Pregação e diaconia
14/10/2021

“A minha alma engrandece ao Senhor.” (Lc 1, 46b)

Neste dia de Nossa Senhora Aparecida, muitos louvores poderíamos ofertar à padroeira do Brasil mas não haveria nada que a alegraria mais do que, junto a ela, engrandecermos a Deus. Contudo um grande desafio se nos apresenta: como engrandecermos ao Senhor com a alma, tal como ela fez, se toda oração é feita com o corpo? Que alguém louve a Deus com os lábios vai bem compreendido, motivo pelo qual se diz: “Em coros louvem o seu nome […]” (SL 149,3). Ou ainda que se O louve com o resto do corpo também é aceitável, e, por isso, se declara: “Louvai-O com tímpanos e danças […]” (Sl 150,4). Porém como é possível que uma pessoa O louve, não com os lábios ou com o corpo, mas com a alma? A isso respondemos que o louvor com a alma não só é possível, mas é o único verdadeiro, donde diz o profeta: “Esse povo vem a mim e me honra só com os lábios, enquanto seu coração está longe de mim […]” (Is 29,15).
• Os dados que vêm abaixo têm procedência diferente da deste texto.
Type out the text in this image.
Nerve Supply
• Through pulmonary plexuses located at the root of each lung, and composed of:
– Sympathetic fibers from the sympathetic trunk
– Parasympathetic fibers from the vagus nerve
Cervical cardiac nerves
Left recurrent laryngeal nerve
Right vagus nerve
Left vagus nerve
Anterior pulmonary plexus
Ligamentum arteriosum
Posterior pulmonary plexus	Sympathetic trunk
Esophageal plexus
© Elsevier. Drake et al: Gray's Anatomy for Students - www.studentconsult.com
Nossa Senhora é o perfeito exemplo deste verdadeiro louvor pois está tão intimamente conectada a Deus que, antes de seu corpo proclamar qualquer palavra, seu espírito já se deleita numa eterna contemplação da Palavra.  Enquanto nossos olhos captam as imagens de Cristo, os olhos de Maria são tão penetrantes que saltariam de suas órbitas se já não estivessem presos na gravitação do Sol da justiça (Ml 4,2). Isso porque ela não olha com os olhos do corpo mas com os da alma. Do mesmo modo, enquanto nossa boca clama para que Deus nos escute, a virginal boca da Imaculada estando imóvel, num grito silencioso, proclama as maravilhas de Deus. Oh, Virgem do silêncio tão bendita! Tua boca proclamou a providência divina nas bodas de Caná (Jo 2,1), mas foi tua alma que nela se abandonou no silêncio da dor (Jo 19,25). Nesse sentido diz o evangelista “Mas Maria guardava todas essas coisas, meditava-as em seu coração.” (Lc 2,19). Assim, diz que guardava, porque no coração, isto é, no interior da alma, a experiência de Deus é guardada a sete chaves e o louvor é imortalizado pois a própria alma se transforma num louvor de glória como diria Santa Elisabeth da Trindade.

Diante disso, percebemos que nada poderíamos dizer para louvar a Rainha do Brasil e da Diocese de Itabira-Coronel Fabriciano neste dia. Qualquer louvor que escorresse de nossos lábios seria efêmero pois, mal a primeira sílaba saltasse de nossas bocas, tão logo já surgiria a última. Mas começássemos a dizer algo num segundo, noutro a palavra seria carregada pelos ventos. Tendo em vista isso, o que podemos ofertar é o louvor com a alma. Nesse sentido, no dia doze deste mês, nós, do Seminário Diocesano, celebramos a solenidade de Nossa Senhora Aparecida que foi presidida pela padre Rafael da paróquia São José da lagoa de Nova Era. Com essa oportunidade, ao invés de nos apegarmos às palavras de louvor, nos unimos pelo espírito à eterna Palavra para louvar Nossa Senhora. E para louvar a Deus, nos unimos a Maria na contemplação do sacrifício eterno de Cristo. Bendita seja a grande mãe de Deus pelo exemplo e cuidado! Viva a Nossa Senhora Aparecida!

Seminarista Wellington Rosa, 3° ano de Filosofia.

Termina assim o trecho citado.